How Vets Figure Out What It Is
The first step is almost always a fine needle aspirate (FNA). Your vet inserts a thin needle into the lump, withdraws a small sample of cells, and sends it to a lab for examination under a microscope. It’s quick, minimally painful, and doesn’t require sedation in most cases. Lab fees for cytology typically start around $48 to $70 depending on the lab and number of sites sampled. FNA is excellent at determining whether a mass is cancerous, but it doesn’t always identify the exact type of tumor.
When more detail is needed, a tissue biopsy provides a larger sample and significantly better accuracy for pinpointing the specific diagnosis. In one comparative study, core tissue biopsies matched the final diagnosis 90 percent of the time, compared to 50 percent for FNA when it came to identifying the exact tumor type. Biopsy fees run around $89 and up at reference labs, not counting the procedure itself, which may require sedation. For lumps that are clearly fluid-filled, your vet may aspirate the fluid and examine its character, which can quickly distinguish an abscess or mucocele from a solid mass.
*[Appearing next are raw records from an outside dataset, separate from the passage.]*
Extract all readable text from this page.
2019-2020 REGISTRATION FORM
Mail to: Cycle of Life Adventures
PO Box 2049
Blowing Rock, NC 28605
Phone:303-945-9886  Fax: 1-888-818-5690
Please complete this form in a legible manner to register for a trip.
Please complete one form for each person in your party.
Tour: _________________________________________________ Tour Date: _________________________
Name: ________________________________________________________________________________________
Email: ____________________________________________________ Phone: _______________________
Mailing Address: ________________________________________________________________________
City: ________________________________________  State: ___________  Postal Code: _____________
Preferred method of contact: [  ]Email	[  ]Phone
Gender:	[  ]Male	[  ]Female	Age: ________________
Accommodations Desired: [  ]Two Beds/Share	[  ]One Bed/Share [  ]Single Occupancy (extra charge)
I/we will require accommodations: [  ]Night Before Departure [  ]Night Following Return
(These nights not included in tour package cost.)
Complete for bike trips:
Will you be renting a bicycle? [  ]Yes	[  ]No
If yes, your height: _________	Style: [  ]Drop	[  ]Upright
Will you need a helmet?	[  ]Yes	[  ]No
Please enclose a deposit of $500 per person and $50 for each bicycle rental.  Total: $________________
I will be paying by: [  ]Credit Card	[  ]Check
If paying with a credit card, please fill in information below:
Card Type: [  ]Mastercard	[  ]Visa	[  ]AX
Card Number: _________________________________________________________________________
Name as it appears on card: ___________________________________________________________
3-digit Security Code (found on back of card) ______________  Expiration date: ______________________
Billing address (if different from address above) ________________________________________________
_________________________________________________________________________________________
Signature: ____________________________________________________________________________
What the Lump Feels Like Can Offer Clues
While no physical characteristic is a substitute for a diagnostic test, certain features help narrow the list:
- Soft, moveable, painless: more consistent with a lipoma or benign growth
- Soft, warm, tender: more typical of an abscess, especially if your dog has a fever
- Soft, fluid-filled, painless, under the jaw: consistent with a salivary mucocele
- Firm, somewhat moveable, painless: more characteristic of a tumor
- Firm, fast-growing, red or ulcerated skin: warrants urgent evaluation for mast cell tumor or other aggressive cancer
Signs That Need Urgent Attention
Most neck lumps can wait a few days for a scheduled vet appointment. Some situations can’t. If your dog is breathing rapidly with an open mouth, making wheezing or whistling sounds, stretching the head and neck forward to get air, or showing a bluish tinge on the gums or muzzle, that’s respiratory distress. A neck mass pressing on the airway or swelling from an abscess that’s expanding quickly can both cause this. Weakness, collapse, or visible abdominal effort while breathing are additional signs that your dog needs emergency care right away.
Difficulty swallowing, refusal to eat, drooling, or sudden dramatic growth of the lump over hours rather than days also warrant a same-day call to your vet. Rapid changes suggest either an aggressive mass or an abscess that’s expanding, both of which benefit from early intervention.